Gazeteciler yaşadıkları şiddeti duyuramıyor
Ama gazeteci olmalarına rağmen, kadınlar bu şiddeti duyuramadıklarını ifade ediyor. Bu soruyu cevaplayan 153 kadından sadece yüzde 33’ü yaşadığı şiddeti duyurabildiğini belirtiyor.
Bir taraftan yaptıkları haberlerlerle cezasızlığı ifşa etmeye çalışırken, bir taraftan şiddet ve cezasızlığı kendileri de deneyimliyorlar.
“Bir televizyon kanalında, çalışma arkadaşımın sözlü saldırısına uğradım. Sorumlu kişiye bildirdim. Rapor yazmam istendi, yönetim kurulu toplantısında görüşelim, dendi. Raporu yazdım ama asla görüşülmedi. O kişi hala televizyonda çalışıyor ve hiçbir uyarı yapılmadı, özür dilenmedi. Bu kişinin gücüne ihtiyaçları varmış…”

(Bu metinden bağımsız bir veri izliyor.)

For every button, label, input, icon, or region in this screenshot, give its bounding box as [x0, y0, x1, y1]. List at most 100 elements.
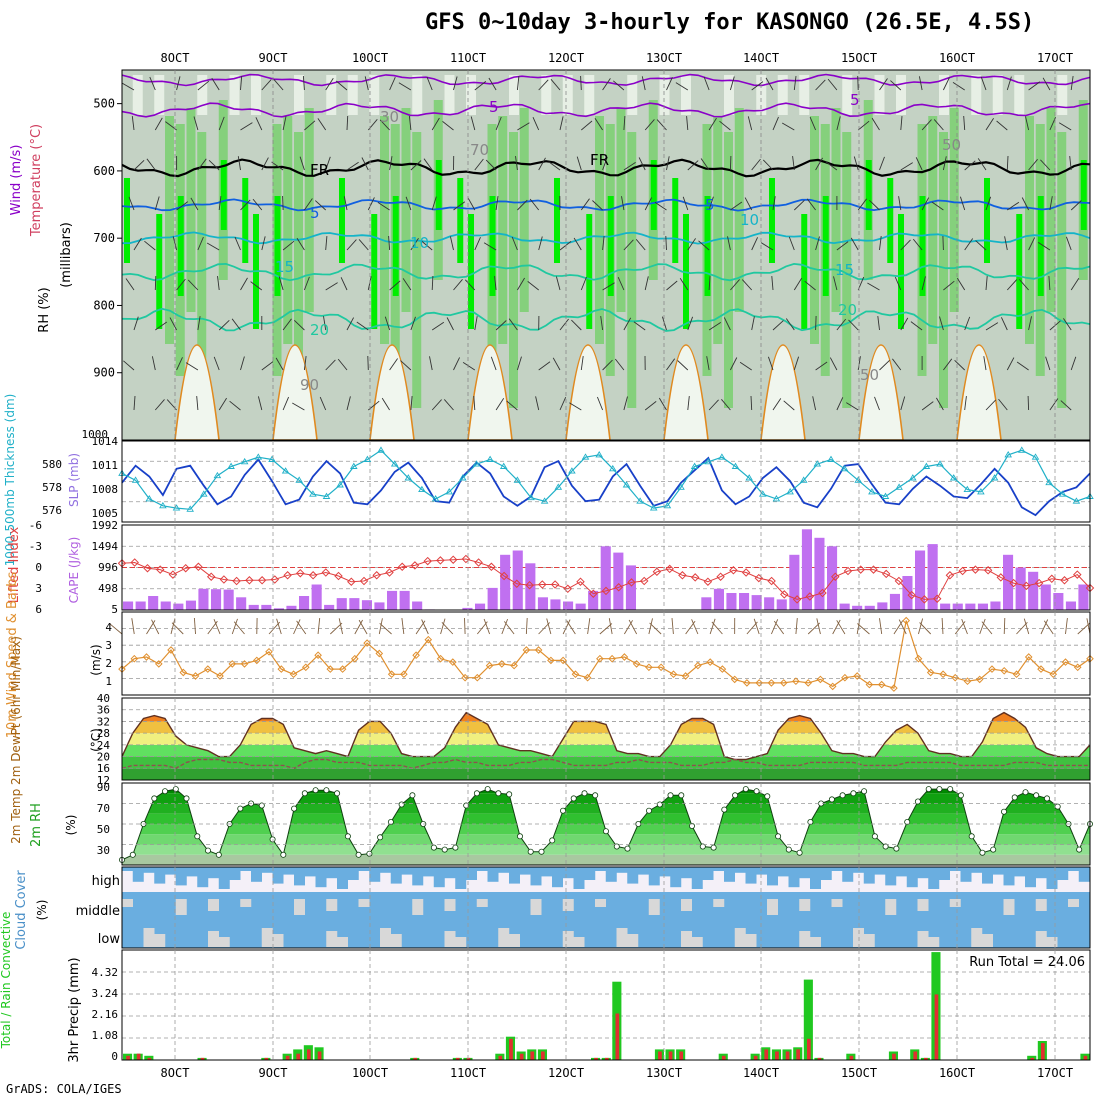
precip-convective-bar — [796, 1049, 800, 1060]
cloud-unit-label: (%) — [35, 900, 49, 921]
precip-convective-bar — [604, 1057, 609, 1060]
wind-barb — [871, 117, 880, 131]
rh-point — [312, 787, 319, 794]
lifted-index-point — [831, 572, 840, 581]
wind-barb — [1042, 77, 1051, 91]
wind-barb — [1070, 278, 1080, 291]
cape-bar — [336, 598, 347, 610]
rh-shade-green — [186, 108, 196, 312]
wind-barb-10m — [338, 618, 343, 635]
thickness-tick-label: 578 — [42, 481, 62, 494]
thickness-point — [268, 455, 276, 462]
wind-barb — [602, 282, 615, 291]
wind-barb — [900, 396, 906, 411]
wind-speed-point — [730, 675, 739, 684]
wind-barb-10m — [1023, 618, 1030, 635]
cloud-high-bar — [304, 867, 316, 877]
wind-barb — [708, 117, 717, 131]
wind-barb — [538, 361, 551, 371]
temperature-contour-warm — [272, 344, 318, 441]
wind-speed-point — [142, 653, 151, 661]
cape-bar — [361, 600, 372, 610]
lifted-index-point — [474, 558, 483, 567]
wind-barb — [656, 119, 667, 131]
cape-bar — [248, 604, 259, 610]
cloud-low-gap — [573, 937, 585, 947]
cloud-low-gap — [928, 937, 940, 947]
thickness-point — [363, 455, 372, 462]
wind-barb — [939, 316, 944, 331]
lifted-index-point — [716, 572, 725, 581]
wind-barb — [261, 157, 269, 171]
wind-barb — [836, 241, 849, 251]
temp-tick-label: 28 — [97, 727, 110, 740]
cape-tick-label: 996 — [98, 561, 118, 574]
lifted-index-point — [690, 573, 700, 582]
lifted-index-point — [410, 561, 420, 570]
wind-barb — [700, 158, 710, 171]
wind-speed-point — [571, 670, 580, 679]
temp-band — [122, 698, 1090, 710]
wind-speed-point — [657, 663, 665, 672]
lifted-index-point — [296, 568, 305, 578]
lifted-index-point — [754, 573, 764, 583]
contour-label: 5 — [705, 196, 715, 214]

“Mesleğimin farklı dönemlerinde mobbing, şiddet, ayrımcılık kategorilerine girebilecek farklı olaylar yaşadım. Beni en çok etkileyen ise 2015'ten beri devam etmekte olan bir şiddet olayı. Gazetede yazılarımı takip eden bir şahıs (erkek), bir yıldan fazla süredir telefonla taciz etti. Geçen yıl gazete binasına geldi, fakat içeri alınmadıı. Ardından da ev adresimi bularak evime geldi, kapıyı zorlayarak içeri girmeye, bana zarar vermeye çalıştı. Polis tarafından yakalandı, iki kamu davası açıldı. Davalar hala sürüyor. Saldırgan bu süre içinde hiç ceza almadı, tutuksuz yargılanıyor ve serbest. Mahkemeden avukatım aracılığıyla iki sefer uzaklaştırma ve koruma kararı çıkarttım, bu karar hala geçerli. Saldırganların şiddet ve taciz olaylarında hakimler tarafından her olayda ısrarla salıverilmesi, bir başka deyişle cezasızlık Türkiye'nin en büyük sorunudur.” (ÇT)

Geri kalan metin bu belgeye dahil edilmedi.